C’est paradoxal : la force de ce spectacle de danse, par la compagnie Grenade de la chorégraphe Josette Baïz, vient de la nature rudimentaire de son intrigue. Huit danseurs se retrouvent à un casting. Quelques appels sur les haut-parleurs, quelques mouvements d’émulation entre les candidats, c’est tout, on n’en parlera plus. Mais la situation sert de tremplin à une heure palpitante de danse, collective ou individuelle – ou, la plus extraordinaire, collective et individuelle en même temps. C’est-à-dire que chacun s’engage dans une danse qui le caractérise et le met en valeur, et qui en même temps s’intègre dans un mouvement d’ensemble. Les danseurs accomplissent des exploits physiques, mais jamais jusqu’au point où la danse glisserait vers l’acrobatie.

Le résultat est d’une grande richesse visuelle, sollicitant le regard du spectateur partout à la fois. Cette richesse est soulignée par la nudité du plateau, vidé jusqu’au mur du fond noir décati.

En 1989 Josette Baïz a commencé à donner des cours de danse contemporaine dans les quartiers Nord défavorisés de Marseille, et à intégrer dans son enseignement toutes les formes de danse qu’elle y découvre. Elle a fondé le « groupe Grenade » pour enfants et adolescents, puis la compagnie Grenade pour des danseurs professionnels. La Finale a été créé il y a un an.

Le dernier spectacle de danse au Mail avant La Finale offre un contraste fondamental. Le Yacobson Ballet a présenté trois extraits de ballets de Tchaïkovski en janvier. Dans le ballet classique, tout le corps du danseur, torse, bras, jambes, est formé pour dessiner des lignes nettes, continues, gracieuses, et toute son énergie sert à cacher l’effort que cela exige. Les danseurs de La Finale, au contraire, sont ancrés par terre, et leurs mouvements désarticulent le corps, morcellent les mouvements : le poignet, l’avant-bras, le coude, l’épaule, la tête bougent séparément. La danse classique crée une image aérienne du corps ; la contemporaine donne un cours d’anatomie. Les deux peuvent électriser une salle de théâtre.

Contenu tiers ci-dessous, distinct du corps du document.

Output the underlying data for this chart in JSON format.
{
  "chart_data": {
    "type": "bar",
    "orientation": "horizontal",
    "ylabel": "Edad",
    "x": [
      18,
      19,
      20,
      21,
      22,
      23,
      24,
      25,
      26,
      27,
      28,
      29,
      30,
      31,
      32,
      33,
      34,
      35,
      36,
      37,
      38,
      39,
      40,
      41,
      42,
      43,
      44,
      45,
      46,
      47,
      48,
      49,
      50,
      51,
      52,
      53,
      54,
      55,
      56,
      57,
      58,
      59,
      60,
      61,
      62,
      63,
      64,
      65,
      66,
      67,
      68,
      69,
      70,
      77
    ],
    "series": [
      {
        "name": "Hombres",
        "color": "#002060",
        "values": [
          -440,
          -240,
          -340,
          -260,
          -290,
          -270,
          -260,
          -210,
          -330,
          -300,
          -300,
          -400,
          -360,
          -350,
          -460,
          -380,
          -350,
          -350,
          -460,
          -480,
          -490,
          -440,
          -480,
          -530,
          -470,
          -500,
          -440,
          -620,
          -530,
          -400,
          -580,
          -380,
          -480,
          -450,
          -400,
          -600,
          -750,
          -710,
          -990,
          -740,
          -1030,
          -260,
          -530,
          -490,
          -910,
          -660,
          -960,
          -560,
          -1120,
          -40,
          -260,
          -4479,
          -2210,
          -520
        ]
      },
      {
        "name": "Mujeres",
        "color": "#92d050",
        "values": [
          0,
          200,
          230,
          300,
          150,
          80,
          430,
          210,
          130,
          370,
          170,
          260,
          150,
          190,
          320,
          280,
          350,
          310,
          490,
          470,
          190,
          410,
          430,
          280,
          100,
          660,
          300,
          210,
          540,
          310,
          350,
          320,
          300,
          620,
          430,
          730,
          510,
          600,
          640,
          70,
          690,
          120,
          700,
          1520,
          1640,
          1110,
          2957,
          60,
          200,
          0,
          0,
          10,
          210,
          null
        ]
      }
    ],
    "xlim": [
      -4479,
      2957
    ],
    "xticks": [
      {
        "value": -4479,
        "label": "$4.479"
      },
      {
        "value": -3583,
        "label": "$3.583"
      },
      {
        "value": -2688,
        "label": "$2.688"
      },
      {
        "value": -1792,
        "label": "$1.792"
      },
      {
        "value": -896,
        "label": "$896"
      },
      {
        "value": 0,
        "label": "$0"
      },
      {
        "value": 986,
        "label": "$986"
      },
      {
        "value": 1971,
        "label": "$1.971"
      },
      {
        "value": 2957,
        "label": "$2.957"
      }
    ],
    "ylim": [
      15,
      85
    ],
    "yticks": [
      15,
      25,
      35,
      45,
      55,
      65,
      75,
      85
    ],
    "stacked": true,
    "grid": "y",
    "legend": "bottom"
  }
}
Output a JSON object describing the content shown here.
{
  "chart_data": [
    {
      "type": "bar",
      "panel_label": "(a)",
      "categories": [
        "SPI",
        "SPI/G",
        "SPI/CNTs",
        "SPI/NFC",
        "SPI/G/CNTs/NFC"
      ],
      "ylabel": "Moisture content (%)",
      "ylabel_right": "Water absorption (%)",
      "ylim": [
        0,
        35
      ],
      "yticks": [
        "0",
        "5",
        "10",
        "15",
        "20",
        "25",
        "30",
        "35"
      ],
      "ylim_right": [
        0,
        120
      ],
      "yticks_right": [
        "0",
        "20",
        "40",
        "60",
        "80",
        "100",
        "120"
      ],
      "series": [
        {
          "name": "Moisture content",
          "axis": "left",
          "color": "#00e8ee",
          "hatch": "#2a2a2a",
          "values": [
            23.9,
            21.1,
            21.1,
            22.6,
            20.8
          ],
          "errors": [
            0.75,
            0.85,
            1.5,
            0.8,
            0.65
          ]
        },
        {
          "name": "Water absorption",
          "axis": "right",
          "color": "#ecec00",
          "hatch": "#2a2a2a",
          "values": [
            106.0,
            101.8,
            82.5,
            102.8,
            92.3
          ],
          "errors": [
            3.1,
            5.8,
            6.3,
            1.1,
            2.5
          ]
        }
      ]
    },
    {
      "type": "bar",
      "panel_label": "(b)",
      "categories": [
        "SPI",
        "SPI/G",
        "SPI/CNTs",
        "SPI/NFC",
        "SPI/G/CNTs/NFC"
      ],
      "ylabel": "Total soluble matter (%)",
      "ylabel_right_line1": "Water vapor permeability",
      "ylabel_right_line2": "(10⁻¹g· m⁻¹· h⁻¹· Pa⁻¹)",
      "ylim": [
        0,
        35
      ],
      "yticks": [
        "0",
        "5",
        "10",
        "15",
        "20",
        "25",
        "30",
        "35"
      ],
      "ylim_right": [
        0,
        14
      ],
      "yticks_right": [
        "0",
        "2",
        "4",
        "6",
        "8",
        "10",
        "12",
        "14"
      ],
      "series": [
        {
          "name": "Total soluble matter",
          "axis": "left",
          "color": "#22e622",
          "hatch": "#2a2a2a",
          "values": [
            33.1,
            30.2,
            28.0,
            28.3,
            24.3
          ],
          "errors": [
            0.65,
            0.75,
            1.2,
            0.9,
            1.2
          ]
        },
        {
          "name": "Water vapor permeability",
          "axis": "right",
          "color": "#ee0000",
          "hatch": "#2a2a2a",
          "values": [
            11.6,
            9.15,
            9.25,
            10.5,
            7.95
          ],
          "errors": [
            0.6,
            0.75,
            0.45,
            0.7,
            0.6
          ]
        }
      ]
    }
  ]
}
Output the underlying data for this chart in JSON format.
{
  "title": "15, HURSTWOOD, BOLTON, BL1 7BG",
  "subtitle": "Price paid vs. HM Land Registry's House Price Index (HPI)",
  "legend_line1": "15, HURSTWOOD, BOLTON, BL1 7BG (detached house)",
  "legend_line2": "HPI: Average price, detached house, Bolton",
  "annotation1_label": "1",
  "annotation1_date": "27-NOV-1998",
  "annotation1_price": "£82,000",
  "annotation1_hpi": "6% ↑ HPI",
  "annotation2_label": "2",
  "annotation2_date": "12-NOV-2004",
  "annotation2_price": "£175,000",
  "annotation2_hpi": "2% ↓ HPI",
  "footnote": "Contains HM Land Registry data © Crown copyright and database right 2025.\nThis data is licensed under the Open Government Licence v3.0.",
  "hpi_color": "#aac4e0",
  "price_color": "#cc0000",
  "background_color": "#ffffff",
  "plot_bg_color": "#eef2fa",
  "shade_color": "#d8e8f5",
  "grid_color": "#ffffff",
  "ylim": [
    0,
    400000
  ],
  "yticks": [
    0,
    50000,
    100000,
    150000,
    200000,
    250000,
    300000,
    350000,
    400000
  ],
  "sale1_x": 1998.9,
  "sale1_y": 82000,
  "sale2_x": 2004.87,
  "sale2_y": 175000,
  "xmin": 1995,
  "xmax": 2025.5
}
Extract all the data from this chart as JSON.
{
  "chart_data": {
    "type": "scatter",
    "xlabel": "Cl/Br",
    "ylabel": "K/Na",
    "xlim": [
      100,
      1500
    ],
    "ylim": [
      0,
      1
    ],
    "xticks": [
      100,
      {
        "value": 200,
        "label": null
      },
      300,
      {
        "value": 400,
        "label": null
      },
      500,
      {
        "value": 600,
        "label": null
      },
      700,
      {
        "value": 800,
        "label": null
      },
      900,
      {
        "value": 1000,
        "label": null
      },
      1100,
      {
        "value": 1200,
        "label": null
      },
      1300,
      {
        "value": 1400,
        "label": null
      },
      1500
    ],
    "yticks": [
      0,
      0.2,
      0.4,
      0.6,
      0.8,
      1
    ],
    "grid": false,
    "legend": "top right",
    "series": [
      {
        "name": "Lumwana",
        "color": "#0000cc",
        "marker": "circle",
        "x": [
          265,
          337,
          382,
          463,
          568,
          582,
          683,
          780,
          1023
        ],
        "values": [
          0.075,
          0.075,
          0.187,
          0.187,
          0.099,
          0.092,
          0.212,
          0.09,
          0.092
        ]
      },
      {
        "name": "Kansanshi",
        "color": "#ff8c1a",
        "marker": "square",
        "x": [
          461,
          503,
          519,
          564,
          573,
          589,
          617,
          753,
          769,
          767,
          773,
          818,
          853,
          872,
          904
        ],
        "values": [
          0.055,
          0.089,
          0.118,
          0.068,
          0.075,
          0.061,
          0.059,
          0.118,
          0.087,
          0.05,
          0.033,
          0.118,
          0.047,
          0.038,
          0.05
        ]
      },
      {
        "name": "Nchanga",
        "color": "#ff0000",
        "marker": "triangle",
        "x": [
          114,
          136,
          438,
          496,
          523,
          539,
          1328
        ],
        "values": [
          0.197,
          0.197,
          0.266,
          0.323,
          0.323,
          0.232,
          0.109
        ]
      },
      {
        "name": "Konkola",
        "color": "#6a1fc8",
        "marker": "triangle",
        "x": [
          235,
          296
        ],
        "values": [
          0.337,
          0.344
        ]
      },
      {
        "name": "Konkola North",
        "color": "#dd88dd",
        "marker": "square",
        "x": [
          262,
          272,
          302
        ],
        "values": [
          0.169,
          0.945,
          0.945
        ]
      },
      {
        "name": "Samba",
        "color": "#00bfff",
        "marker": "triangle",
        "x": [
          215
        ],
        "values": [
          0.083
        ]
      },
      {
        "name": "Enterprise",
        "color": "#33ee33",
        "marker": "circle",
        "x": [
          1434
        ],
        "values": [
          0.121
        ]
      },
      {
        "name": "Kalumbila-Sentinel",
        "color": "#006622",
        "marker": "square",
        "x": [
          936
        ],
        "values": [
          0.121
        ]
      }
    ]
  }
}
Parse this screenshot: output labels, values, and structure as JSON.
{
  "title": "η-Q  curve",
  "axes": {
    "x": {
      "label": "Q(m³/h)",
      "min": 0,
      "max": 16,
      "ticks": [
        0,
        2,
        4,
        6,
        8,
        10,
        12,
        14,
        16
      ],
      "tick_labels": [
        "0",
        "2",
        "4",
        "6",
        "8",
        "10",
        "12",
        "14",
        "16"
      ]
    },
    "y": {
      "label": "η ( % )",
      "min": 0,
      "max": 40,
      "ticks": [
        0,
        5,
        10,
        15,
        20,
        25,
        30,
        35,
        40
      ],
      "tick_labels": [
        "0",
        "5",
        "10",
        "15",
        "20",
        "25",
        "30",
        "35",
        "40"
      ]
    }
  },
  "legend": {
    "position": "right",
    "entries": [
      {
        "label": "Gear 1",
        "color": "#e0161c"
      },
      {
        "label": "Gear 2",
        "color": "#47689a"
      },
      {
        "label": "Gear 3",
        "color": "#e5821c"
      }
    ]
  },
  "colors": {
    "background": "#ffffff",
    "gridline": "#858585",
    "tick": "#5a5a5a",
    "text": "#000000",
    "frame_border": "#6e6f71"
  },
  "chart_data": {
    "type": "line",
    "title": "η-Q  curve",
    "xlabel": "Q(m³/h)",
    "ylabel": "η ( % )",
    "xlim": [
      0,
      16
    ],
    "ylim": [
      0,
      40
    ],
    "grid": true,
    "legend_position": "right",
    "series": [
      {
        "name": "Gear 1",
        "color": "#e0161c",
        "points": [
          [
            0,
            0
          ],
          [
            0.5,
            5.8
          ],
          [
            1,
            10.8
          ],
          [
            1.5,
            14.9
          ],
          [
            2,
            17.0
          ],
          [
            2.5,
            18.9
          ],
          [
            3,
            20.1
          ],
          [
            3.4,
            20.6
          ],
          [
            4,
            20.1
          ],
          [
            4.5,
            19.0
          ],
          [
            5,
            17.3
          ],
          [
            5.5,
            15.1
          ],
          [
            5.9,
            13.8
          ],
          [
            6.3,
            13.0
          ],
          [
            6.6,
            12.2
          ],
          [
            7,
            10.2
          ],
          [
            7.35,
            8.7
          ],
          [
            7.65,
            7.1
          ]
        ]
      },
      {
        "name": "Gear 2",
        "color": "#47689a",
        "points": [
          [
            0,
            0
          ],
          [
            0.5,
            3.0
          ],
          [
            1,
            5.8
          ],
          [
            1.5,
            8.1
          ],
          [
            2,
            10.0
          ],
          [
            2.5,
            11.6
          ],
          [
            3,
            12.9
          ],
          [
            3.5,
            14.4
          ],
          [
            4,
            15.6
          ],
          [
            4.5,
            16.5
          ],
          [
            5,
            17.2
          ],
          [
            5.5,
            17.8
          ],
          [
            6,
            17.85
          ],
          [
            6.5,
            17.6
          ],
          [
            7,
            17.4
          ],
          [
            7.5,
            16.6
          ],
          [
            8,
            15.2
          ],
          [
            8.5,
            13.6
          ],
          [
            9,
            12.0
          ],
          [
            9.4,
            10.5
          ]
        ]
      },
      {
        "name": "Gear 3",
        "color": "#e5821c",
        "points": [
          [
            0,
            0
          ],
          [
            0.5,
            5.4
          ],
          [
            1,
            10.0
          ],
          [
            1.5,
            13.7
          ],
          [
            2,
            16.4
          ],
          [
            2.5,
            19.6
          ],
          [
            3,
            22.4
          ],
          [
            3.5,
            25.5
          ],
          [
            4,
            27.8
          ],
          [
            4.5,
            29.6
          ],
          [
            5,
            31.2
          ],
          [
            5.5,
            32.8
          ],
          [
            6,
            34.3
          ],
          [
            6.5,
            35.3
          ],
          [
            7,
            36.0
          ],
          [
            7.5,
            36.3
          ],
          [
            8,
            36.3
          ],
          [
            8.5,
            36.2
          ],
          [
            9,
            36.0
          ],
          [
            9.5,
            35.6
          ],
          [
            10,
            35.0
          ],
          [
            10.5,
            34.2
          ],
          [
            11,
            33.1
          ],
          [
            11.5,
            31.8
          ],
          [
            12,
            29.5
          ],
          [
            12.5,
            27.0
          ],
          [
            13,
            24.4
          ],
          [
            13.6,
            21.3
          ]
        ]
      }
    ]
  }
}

La salle était enthousiaste, mais loin d’être pleine – cela se mesurait par la quantité de rouge visible, celui des fauteuils laissés vides par des prudents réagissant à la grande préoccupation actuelle. Nous savons maintenant que, pendant un temps encore indéfini,  La Finale aura été le dernier spectacle à investir la scène du Mail.